Skippable cutscenes are akin to the “content” I had the displeasure of consuming these past months. The video courses I mentioned before, designed by professionals who wanted to grow their reach, are meaningless cutscenes that don’t push my life plot forward; they’re just for the benefit of some dude on the other end of the world. And I can skip those. I don’t have to engage with them because that’s what the marketing tells me; I can re-read the basics until I know them by heart and I’ll be better than 90% of people anyway because most people don’t read.
The keyboard shortcuts, akin to a book of better practices when browsing the Internet, unfortunately, doesn’t exist. Google gradually takes away our ability to formulate this book of practices by imposing heavy limits on our abilities to block ads. I, because I didn’t know any better, turned to Mozilla because I was tired of the frequent Chrome updates and the lack of uBlockOrigin. Guess what? Mozilla’s business model is getting paid by Google for using the Google search bar as their default search.
And this doesn’t even solve the annoying issues. Ads are gone, for the most part, but… not really. Nowadays people disguise ads in content to the best of their abilities. A 12-minute YouTube video about something you can find on Wikipedia, that has a “sponsored by” section longer than this paragraph is a glorified ad. Cookie prompts add an additional layer of clutter and friction that’s frustrating to witness, and needs more advanced knowledge to work around.
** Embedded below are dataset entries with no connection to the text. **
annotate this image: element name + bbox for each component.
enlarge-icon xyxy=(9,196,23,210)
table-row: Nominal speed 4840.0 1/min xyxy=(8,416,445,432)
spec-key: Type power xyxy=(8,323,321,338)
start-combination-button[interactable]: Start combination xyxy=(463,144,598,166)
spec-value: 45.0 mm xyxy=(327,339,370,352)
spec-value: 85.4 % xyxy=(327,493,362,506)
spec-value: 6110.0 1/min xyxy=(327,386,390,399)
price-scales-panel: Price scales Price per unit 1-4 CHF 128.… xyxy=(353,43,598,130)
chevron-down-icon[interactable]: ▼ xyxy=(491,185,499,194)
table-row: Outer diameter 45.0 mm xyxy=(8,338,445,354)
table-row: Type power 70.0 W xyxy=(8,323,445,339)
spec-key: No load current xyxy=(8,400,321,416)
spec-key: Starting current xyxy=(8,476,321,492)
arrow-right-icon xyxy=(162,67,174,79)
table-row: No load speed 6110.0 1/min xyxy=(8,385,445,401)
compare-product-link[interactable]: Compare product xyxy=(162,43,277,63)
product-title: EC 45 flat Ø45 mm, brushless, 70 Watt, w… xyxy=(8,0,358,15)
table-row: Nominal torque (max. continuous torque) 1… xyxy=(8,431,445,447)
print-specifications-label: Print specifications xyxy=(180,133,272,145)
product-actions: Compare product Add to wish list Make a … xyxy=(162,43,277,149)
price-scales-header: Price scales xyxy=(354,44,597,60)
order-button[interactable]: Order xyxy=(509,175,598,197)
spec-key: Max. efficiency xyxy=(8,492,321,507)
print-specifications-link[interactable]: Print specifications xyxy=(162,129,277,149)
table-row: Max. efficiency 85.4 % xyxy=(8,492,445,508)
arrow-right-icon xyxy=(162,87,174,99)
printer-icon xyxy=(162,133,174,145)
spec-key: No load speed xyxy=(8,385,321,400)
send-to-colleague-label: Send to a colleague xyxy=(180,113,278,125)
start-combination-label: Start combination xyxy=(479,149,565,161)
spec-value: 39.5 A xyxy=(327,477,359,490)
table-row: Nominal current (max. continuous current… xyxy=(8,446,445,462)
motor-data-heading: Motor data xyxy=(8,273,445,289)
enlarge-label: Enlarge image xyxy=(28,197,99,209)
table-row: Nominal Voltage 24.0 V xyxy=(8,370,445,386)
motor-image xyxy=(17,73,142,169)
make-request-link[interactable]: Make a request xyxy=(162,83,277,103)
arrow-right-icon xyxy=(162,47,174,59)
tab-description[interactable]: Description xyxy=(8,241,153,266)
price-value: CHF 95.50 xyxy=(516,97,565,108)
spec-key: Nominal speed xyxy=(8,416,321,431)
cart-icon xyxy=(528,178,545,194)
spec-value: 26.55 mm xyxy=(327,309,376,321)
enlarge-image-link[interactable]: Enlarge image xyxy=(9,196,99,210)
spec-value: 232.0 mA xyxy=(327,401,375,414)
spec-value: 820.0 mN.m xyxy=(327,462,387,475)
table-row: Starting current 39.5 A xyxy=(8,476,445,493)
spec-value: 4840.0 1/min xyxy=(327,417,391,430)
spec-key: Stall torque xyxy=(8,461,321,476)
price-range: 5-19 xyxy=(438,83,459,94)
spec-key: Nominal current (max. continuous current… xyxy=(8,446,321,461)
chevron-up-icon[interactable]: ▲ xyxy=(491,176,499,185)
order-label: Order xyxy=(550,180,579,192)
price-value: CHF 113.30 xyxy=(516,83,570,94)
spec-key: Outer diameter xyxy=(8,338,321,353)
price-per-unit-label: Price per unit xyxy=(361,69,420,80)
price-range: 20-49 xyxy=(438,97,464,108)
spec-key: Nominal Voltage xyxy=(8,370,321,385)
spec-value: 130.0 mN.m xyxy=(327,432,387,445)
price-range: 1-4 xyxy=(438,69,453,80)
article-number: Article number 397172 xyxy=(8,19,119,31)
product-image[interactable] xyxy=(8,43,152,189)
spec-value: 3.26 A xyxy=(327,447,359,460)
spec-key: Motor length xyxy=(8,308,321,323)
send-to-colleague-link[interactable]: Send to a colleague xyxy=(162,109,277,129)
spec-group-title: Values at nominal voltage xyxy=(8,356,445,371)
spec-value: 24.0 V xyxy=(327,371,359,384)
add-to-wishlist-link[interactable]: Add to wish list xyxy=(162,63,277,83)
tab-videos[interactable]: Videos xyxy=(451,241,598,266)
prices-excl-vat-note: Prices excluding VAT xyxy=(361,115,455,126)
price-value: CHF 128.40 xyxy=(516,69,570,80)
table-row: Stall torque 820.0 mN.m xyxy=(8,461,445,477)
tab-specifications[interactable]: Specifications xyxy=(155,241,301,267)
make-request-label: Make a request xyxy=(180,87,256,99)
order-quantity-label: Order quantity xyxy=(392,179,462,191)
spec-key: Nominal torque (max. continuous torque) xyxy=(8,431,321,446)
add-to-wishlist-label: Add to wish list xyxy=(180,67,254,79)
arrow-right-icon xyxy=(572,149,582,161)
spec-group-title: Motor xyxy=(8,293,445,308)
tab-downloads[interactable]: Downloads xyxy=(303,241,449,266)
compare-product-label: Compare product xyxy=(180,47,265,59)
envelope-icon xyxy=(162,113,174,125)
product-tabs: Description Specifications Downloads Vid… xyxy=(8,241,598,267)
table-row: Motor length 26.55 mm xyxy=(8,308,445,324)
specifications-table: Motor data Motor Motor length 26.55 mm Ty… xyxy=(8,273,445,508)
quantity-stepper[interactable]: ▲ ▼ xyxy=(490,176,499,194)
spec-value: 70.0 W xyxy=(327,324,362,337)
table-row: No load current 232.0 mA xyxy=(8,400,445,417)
Ok, so… less is more? I suppose. The problem isn’t that the majority of software is bloated and that the Internet is not user-friendly, but that eventually, bloat finds a way in every software or website, just like water always finds a crack to seep through. Bloat and clutter are the primordial chaos out of which all appearances of good UX stem from. With enough time, even the most functional solutions will become trash, and the designer’s efforts are more akin to damage control than solving problems.